Primary sources of information for this study were national and state WTCU convention records, housed at the national WZTU library in Evanston, Illinois, the national WTCU newspaper, the Union Signal, similarly stored in Evanston, and manuscript collections at the Tennessee State Library and Archives in Nashville, Tennessee and the Lawson McGhee Library in Knoxville, Tennessee. Histories of the state prohibition and suffrage movements and contemporary newspaper accounts furnished additional information.

The study and its findings reveal that a close association between the Tennessee WCTU and the state women's suffrage movement existed for much of the time period examined. During the nineteenth century, when public resistance to women's in projects outside the home was great, the WCTU was of extreme importance to the woman's movement. As a Christian organization devoted to the noble cause of temperance, the WCTU enjoyed a respectability and acceptance within the southern community few women's organizations could match.

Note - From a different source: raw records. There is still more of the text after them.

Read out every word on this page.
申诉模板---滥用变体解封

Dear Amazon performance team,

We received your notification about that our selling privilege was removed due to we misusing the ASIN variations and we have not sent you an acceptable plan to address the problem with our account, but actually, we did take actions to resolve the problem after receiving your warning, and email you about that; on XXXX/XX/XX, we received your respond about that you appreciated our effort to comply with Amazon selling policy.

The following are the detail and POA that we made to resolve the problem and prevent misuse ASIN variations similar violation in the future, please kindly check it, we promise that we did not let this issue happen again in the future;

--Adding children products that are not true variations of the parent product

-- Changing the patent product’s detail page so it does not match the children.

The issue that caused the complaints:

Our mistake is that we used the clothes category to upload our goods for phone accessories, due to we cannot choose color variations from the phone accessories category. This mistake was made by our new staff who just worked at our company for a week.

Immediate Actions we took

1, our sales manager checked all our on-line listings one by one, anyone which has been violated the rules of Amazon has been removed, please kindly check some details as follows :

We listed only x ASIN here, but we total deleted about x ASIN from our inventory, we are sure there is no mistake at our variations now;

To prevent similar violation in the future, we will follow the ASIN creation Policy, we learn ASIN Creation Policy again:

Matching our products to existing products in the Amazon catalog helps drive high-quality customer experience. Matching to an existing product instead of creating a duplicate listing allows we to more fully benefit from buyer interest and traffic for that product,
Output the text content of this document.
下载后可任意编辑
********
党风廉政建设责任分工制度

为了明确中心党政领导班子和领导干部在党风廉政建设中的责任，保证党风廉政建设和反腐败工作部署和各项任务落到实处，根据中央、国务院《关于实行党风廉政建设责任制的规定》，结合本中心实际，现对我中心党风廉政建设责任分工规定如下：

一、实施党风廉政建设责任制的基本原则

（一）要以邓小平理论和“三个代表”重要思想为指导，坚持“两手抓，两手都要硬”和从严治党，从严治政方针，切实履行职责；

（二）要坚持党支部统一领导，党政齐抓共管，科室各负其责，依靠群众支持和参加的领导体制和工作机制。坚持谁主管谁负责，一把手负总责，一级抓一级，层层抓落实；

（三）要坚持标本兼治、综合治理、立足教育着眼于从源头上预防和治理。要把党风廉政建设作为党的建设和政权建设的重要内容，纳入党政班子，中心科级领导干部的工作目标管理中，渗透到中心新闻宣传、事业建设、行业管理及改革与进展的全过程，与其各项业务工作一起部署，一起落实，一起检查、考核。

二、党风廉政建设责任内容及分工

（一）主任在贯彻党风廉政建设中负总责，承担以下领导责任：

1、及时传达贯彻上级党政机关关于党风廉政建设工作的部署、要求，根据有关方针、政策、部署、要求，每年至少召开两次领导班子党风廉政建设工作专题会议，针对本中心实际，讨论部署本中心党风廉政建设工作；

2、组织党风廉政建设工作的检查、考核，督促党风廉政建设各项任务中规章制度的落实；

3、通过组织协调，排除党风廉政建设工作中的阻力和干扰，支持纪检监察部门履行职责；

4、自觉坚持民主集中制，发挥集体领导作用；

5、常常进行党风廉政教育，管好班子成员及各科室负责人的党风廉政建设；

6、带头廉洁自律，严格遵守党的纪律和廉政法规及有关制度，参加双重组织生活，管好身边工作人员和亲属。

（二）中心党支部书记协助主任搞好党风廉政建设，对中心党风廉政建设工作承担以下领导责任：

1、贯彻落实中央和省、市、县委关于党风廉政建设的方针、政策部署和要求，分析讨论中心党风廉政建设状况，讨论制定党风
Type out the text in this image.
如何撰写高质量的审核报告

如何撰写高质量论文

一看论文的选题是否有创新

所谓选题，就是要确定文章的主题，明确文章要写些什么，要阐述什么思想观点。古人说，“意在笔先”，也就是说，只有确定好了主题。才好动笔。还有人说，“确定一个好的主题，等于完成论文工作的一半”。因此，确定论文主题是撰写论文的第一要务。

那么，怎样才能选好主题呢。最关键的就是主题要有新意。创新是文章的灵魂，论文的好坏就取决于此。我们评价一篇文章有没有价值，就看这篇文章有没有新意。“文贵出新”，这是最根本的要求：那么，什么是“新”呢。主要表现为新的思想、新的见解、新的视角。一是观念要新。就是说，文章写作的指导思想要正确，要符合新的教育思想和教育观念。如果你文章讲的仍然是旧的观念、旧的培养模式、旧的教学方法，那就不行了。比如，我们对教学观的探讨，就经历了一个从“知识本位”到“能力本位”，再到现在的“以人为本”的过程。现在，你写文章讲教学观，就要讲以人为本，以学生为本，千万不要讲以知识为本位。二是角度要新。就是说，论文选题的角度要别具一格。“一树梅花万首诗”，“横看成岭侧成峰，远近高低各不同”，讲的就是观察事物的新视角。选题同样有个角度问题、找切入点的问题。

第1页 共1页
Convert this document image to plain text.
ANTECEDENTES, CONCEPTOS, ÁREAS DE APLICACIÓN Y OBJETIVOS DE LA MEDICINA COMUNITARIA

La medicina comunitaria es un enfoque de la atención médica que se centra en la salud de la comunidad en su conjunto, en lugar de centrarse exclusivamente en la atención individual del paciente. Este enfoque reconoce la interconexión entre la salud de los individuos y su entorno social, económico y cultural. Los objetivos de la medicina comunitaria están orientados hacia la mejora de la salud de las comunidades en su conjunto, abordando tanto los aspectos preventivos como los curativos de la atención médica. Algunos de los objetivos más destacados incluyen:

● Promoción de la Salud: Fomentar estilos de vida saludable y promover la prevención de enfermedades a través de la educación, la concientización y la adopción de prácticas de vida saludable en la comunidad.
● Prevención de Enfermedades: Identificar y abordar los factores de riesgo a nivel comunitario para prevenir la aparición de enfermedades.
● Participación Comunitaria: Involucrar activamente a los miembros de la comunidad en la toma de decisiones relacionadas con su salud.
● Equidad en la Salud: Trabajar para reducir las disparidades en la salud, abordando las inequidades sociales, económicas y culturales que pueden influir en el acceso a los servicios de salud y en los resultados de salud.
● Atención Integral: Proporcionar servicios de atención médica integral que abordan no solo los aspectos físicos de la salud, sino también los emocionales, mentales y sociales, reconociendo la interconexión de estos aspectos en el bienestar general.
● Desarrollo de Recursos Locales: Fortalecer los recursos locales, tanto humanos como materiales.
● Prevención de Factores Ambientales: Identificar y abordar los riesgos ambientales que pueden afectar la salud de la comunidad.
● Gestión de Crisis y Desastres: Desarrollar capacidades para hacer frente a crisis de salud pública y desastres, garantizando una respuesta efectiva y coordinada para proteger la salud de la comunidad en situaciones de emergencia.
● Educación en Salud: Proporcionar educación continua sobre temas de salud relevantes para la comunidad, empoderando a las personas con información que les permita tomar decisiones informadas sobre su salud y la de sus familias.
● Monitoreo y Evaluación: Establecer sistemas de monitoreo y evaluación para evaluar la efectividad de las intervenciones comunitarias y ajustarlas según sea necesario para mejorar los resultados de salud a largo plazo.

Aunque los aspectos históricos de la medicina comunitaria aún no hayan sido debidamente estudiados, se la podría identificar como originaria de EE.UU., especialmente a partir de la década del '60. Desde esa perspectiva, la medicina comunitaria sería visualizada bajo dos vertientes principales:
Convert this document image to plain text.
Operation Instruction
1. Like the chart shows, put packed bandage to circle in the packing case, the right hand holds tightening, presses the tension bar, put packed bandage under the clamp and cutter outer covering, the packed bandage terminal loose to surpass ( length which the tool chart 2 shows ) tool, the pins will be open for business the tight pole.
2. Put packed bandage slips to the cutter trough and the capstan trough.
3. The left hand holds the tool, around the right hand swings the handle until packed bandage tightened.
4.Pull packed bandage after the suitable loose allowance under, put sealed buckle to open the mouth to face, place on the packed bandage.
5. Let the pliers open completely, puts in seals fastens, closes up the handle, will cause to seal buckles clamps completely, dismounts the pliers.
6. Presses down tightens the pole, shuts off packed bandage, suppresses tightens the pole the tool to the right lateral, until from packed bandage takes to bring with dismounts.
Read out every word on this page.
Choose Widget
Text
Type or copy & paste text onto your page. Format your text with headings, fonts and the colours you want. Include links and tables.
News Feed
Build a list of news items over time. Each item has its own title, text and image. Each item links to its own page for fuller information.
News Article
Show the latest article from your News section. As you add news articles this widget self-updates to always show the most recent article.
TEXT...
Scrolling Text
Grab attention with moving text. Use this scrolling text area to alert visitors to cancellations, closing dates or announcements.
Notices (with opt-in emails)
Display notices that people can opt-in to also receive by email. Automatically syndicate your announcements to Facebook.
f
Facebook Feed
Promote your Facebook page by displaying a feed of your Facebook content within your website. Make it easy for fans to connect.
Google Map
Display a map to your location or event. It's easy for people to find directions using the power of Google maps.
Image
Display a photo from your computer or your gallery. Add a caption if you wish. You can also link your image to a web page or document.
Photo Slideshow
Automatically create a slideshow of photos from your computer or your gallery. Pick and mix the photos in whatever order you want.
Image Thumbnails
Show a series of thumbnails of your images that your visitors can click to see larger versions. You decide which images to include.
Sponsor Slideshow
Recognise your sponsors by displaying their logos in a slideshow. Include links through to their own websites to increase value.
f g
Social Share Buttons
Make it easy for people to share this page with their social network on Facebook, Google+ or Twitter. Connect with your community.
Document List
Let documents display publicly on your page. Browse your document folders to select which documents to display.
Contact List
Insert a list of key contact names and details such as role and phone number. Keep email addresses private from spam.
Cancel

Under the guidance of progressive and far-sighted early leaders the WCTU's program of activities quickly expanded to encompass a wide range of progressive social and political reforms such as woman's suffrage. In this way, the white ribbon organization became the primary vehicle for the discussion and advancement of the controversial issue of woman's suffrage within the state as WTCU members began to fill the ranks and leadership positions of the newly-organized equal suffrage societies. During the twentieth century the relationship between the WTCU and equal suffrage societies relaxed somewhat, but the break was never complete. Interest and cooperation remained high between the two women's organizations, and the skills and experience gathered in the early temperance campaigns proved instrumental in the later battle for woman's suffrage.